Polypharmacy can be associated with poor adherence to treatment, with a decrease in hypoglycemic medication consumption and poor glycemic control [18]. Some studies have described a rate of therapeutic compliance less than 50% in patients with DM type 2 [21].

It is possible that polypharmacy could be a risk factor for hypothyroidism given that it was present in the majority of the participants (96.4%). The medications most associated with altered thyroid function include amiodarone, which can be administered for arrhythmias, a common condition in the elderly [22]. Other medications include lithium, antidepressants, antiepileptics, and rifampicin [23].

Similar to DM as the principal cause of inadequate glycemic control, there are other comorbidities that could alter glycemia such as high BMI, medications like corticosteroids, estrogens, and phenytoin, as well as conditions like acromegaly and Cushing’s syndrome [2426].

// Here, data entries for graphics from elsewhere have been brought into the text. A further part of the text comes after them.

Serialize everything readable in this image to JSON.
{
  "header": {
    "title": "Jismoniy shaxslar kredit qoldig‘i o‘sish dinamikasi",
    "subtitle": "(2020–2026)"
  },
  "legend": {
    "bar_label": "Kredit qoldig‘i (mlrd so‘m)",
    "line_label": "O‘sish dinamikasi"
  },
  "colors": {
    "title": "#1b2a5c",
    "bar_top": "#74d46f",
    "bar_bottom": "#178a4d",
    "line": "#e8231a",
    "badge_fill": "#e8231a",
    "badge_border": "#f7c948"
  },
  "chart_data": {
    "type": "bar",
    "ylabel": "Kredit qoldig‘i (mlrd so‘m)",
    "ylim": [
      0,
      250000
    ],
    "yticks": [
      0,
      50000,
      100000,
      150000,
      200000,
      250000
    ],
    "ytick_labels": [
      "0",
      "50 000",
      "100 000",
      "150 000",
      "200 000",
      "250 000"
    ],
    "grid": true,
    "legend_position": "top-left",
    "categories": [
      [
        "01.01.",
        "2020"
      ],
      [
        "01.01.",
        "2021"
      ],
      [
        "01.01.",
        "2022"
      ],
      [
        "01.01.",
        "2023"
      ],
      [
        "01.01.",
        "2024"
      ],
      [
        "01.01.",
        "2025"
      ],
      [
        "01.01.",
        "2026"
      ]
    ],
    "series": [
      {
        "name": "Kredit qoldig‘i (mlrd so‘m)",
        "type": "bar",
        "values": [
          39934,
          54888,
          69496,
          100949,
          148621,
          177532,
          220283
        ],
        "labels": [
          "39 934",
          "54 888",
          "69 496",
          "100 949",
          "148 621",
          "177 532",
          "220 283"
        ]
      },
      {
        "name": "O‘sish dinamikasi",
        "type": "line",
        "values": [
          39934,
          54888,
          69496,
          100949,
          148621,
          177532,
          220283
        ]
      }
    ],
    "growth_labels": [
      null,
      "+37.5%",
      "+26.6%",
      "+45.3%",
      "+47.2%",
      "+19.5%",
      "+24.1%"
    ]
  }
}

According to the present findings that subclinical hypothyroidism is associated with inadequate glycemic control in the elderly are important because subclinical hypothyroidism is difficult to diagnose due to its subtle clinical manifestations. Moreover, in elderly with multiple comorbidities the manifestations may be masked or go undetected. Nevertheless, even though hypothyroidism can have imperceptible clinical manifestations, it can have severe health consequences. Thus, these results suggest the need for screening for one of these pathological conditions in the aged when the other condition is present, to achieve an early diagnosis and apply interventions for their control to minimize consequences.

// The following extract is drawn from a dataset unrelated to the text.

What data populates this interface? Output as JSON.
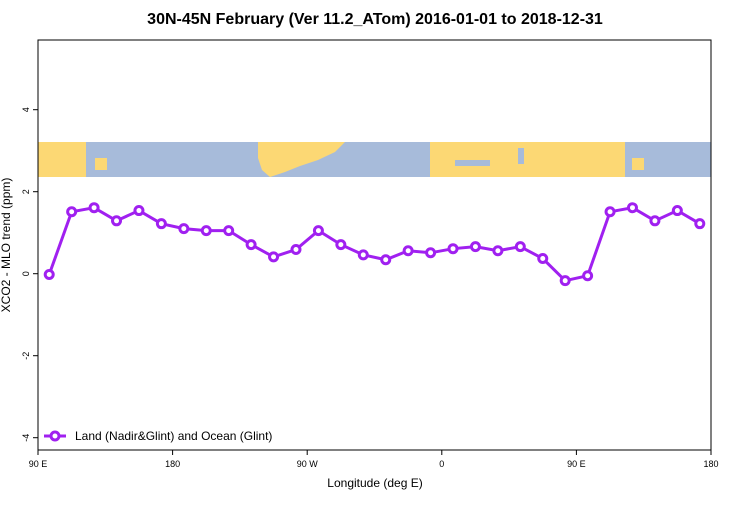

One of the main limitations of this study was the limited studies performed on a national level, and consequently, a lack of data with which to compare the results found in this investigation. Moreover, the population studied was derived from a small sector (Naval Medical Center) that may not reflect the prevalence of the country. Furthermore, it is not possible to determine any causal relationships with the findings in this study; so, implications should be taken cautiously. However, this study contributes findings that may have clinical relevance to the scientific community and may motivate future investigations from different institutional and population samples.

In conclusion, a significant statistical association was found between the presence of subclinical hypothyroidism and inadequate glycemic control. We recommend performing similar investigations in populations from other regions and institutions to obtain a better picture at the national level.

Disclosure

A preprint has previously been published [27].

Conflicts of Interest

The authors declare that they have no conflicts of interest with respect to the research, authorship, and/or publication of this article.

Authors’ Contributions

Ericson L. Gutierrez and Fernando M. Runzer-Colmenares contributed equally to this work.

Acknowledgments

The authors thank the Universidad Científica del Sur for their support in the publication of this research (178-2019-PRE15).

    Data Availability

    The data used to support the findings of this study are included within the article.